実は世界はこのような良心的な少数者たちによって養われ導かれています。「というのも彼らこそが牧羊するからだ」(13節)。原文は残りの者たちが羊飼いとなって世界を牧会しているように読めます。自らが羊飼いとなり、自らが羊ともなり、安住しているように解せなくもないのです。ゼファニヤが言論弾圧からの解放を経験し、かなり攻撃的な言論を行使して国策を後押しした後にたどり着いた境地は、適切な言葉を使って世界を牧会することです。このような神の支配は、誰でも小さな輪から始めることができます。教会は、その小さな輪の一つです。残りの者たちが牧会する世界には、「脅かすものは存在しない」(13節)。わたしたちの存在を脅かす恐怖は、何も存在しません。
今日の小さな生き方の提案は、主を賛美し続けることです。内心・信教・思想・表現の自由が与えられていることに感謝をしましょう。「イエスが主である」「私は小さいが主は大きい」という礼拝賛美のために舌を用いることです。用いない自由・権利はいつの間にか制約されていきます。

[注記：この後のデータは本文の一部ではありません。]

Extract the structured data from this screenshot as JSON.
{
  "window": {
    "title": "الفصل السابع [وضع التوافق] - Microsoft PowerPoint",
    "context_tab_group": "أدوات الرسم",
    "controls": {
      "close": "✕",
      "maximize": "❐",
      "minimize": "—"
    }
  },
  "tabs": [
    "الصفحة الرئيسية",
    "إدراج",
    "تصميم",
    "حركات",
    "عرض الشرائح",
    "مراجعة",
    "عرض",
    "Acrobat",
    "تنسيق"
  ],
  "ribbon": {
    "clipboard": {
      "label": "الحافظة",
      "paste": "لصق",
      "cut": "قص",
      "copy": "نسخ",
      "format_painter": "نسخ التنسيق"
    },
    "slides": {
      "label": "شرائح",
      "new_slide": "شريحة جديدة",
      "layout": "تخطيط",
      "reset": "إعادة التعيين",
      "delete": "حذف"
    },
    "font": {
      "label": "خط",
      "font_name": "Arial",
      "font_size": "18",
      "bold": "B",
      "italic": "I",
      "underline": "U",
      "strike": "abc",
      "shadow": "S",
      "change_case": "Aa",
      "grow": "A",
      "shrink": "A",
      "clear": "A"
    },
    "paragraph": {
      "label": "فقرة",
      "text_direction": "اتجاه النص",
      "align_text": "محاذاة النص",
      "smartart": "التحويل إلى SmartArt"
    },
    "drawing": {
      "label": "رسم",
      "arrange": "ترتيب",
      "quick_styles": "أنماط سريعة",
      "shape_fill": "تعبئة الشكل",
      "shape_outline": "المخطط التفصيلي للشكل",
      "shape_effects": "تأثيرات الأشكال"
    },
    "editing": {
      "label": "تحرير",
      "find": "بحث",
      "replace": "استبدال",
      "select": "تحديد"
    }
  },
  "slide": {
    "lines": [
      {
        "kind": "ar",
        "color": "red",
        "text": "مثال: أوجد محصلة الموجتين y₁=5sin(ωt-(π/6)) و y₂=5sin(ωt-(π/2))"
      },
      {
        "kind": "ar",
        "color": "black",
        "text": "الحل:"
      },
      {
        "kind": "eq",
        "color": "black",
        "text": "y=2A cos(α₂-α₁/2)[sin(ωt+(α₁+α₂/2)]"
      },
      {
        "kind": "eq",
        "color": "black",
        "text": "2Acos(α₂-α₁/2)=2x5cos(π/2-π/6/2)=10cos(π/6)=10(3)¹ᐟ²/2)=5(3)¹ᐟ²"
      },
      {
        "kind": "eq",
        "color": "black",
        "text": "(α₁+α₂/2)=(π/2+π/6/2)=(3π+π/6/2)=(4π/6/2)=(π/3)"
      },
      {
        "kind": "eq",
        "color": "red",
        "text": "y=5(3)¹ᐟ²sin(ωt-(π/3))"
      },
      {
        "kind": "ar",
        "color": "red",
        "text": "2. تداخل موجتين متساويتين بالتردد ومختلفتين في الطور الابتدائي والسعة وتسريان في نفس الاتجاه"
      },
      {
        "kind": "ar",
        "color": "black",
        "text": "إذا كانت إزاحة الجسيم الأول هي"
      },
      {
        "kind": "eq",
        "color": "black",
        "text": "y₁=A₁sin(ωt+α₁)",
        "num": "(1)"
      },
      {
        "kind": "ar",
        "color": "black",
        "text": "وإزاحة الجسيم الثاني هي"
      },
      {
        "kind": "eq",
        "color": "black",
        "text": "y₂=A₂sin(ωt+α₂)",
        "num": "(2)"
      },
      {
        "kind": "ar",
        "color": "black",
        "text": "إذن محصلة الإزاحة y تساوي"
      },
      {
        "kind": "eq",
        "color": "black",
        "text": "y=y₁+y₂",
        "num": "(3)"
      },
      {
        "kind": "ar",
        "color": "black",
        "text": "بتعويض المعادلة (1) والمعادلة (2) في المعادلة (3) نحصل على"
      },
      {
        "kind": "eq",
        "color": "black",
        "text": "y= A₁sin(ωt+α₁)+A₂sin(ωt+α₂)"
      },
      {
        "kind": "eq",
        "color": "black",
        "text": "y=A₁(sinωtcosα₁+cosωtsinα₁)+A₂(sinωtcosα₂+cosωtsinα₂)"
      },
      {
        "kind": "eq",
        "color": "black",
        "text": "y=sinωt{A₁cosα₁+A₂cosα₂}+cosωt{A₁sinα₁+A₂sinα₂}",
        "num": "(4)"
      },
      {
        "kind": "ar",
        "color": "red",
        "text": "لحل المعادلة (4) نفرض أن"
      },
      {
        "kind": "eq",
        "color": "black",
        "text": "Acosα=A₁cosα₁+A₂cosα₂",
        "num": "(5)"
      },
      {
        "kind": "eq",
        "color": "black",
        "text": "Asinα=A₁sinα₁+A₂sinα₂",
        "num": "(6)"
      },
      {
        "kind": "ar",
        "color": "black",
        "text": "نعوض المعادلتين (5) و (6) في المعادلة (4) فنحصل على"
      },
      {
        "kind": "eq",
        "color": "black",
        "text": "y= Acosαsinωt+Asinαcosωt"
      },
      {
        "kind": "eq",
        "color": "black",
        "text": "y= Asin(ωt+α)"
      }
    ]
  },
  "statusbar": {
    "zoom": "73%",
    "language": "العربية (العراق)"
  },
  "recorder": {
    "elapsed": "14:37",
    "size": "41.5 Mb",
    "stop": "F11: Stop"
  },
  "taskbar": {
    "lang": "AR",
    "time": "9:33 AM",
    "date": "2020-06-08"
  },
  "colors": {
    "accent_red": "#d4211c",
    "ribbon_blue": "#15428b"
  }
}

そしてこの自由をもっと積極的に用いていくことです。まずは小さな攻撃性の刺を舌から抜きましょう。その刺こそ死に至る罪です。そして今貧しく・泣き・飢えている隣人たちのために、今困っており・狭いところに押し込められている人たちのために、つまり自らの存在が脅かされている者たちのために、自分の舌が清められ続け用いられるようにと祈りましょう。勇気ある少数発言が貶められている隣人の魂を救います。